1. zaman kaybı değildir fakat ortada bir tuhaflık olduğu da muhakkak. türk-islam sentezi ya da neo-liberal tüketim toplumu sınırlarına uymayan her genç bireyin kendini sola atması hakikaten incelenmesi gereken bir mefhum.

    burada soldan kasıt tam olarak nedir onu bilmek gerekiyor cevap vermek için. sanırım kastedilen ortodoks marksizm.

    tespit bu şekildeyse biraz yavan kalıyor. yine de haklılık payı var. 2016 yılında halen kutsal olduğu iddia edilen kitaplarmış gibi birbirlerini 19. yüzyıl sonlarında 20. yüzyıl başlarında yazılan metinlerle suçlayan gruplar görmek beni şaşırtıyor.

    sanki hiç gramsci, hiç althusser, hiç deleuze, hiç chomsky, hiç foucault (bu böyle gider) geçmemiş dünya üstünden gibi.

    bunun birincil sebebi sanırım ifade özgürlüğünün halen daha radikal bir şekilde kısıtlandığı bir ülkede, fikirlerini ifade etmek için dahi (bu korkunç bir durum) örgütlenmek zorunda olması bireylerin. yani oldukça bireysel ve basit bir insan hakkı tek başına kullanıldığında bireyin başına dert açıyor, bu durumda birey riski diğerleriyle paylaşmak zorunda kalıyor.

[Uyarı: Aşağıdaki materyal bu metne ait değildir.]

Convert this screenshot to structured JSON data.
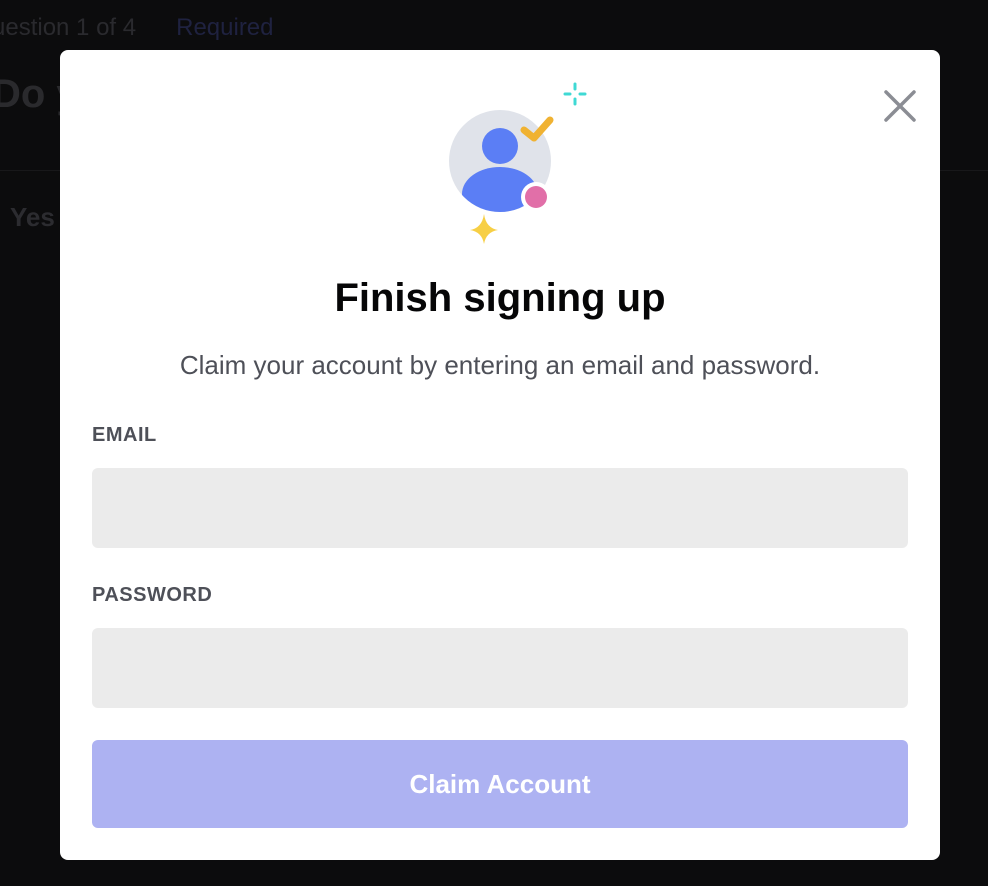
{
  "background": {
    "question_counter": "uestion 1 of 4",
    "required_label": "Required",
    "question_text": "Do y",
    "option_label": "Yes"
  },
  "modal": {
    "title": "Finish signing up",
    "subtitle": "Claim your account by entering an email and password.",
    "email_label": "EMAIL",
    "email_value": "",
    "password_label": "PASSWORD",
    "password_value": "",
    "claim_button_label": "Claim Account",
    "close_icon": "close-icon",
    "illustration_icon": "avatar-check-icon"
  },
  "colors": {
    "button_bg": "#adb2f2",
    "input_bg": "#ebebeb",
    "avatar_blue": "#5b7ef5",
    "check_yellow": "#f0b232",
    "status_pink": "#e16fa8",
    "sparkle_teal": "#3fd9d4",
    "sparkle_yellow": "#f7cf45"
  }
}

    ikincil sebebinse okumaya pek teşne olmamamız olduğunu düşünüyorum. zira bugün sola atfedilen pek çok hakkın özgün halleri liberalizmde bulunuyor ve bu gözardı ediliyor. örneğin sivil itaatsizlik ve henry david thoreau'yu birbirinden insan nasıl ayırabilir? ki thoreau kadar liberal adam zor bulunur.

    üçüncü sebep ise türkiye'de liberal sayısının (abartmadığımı düşünüyorum) beşi geçmemesi. bu işler biraz toplum içinde kök salma meselesi, liberal diye hükümet finosu abidik gubidik tipler ekmek yiyince de böyle bir kültürden bahsedilemiyor tabi ki.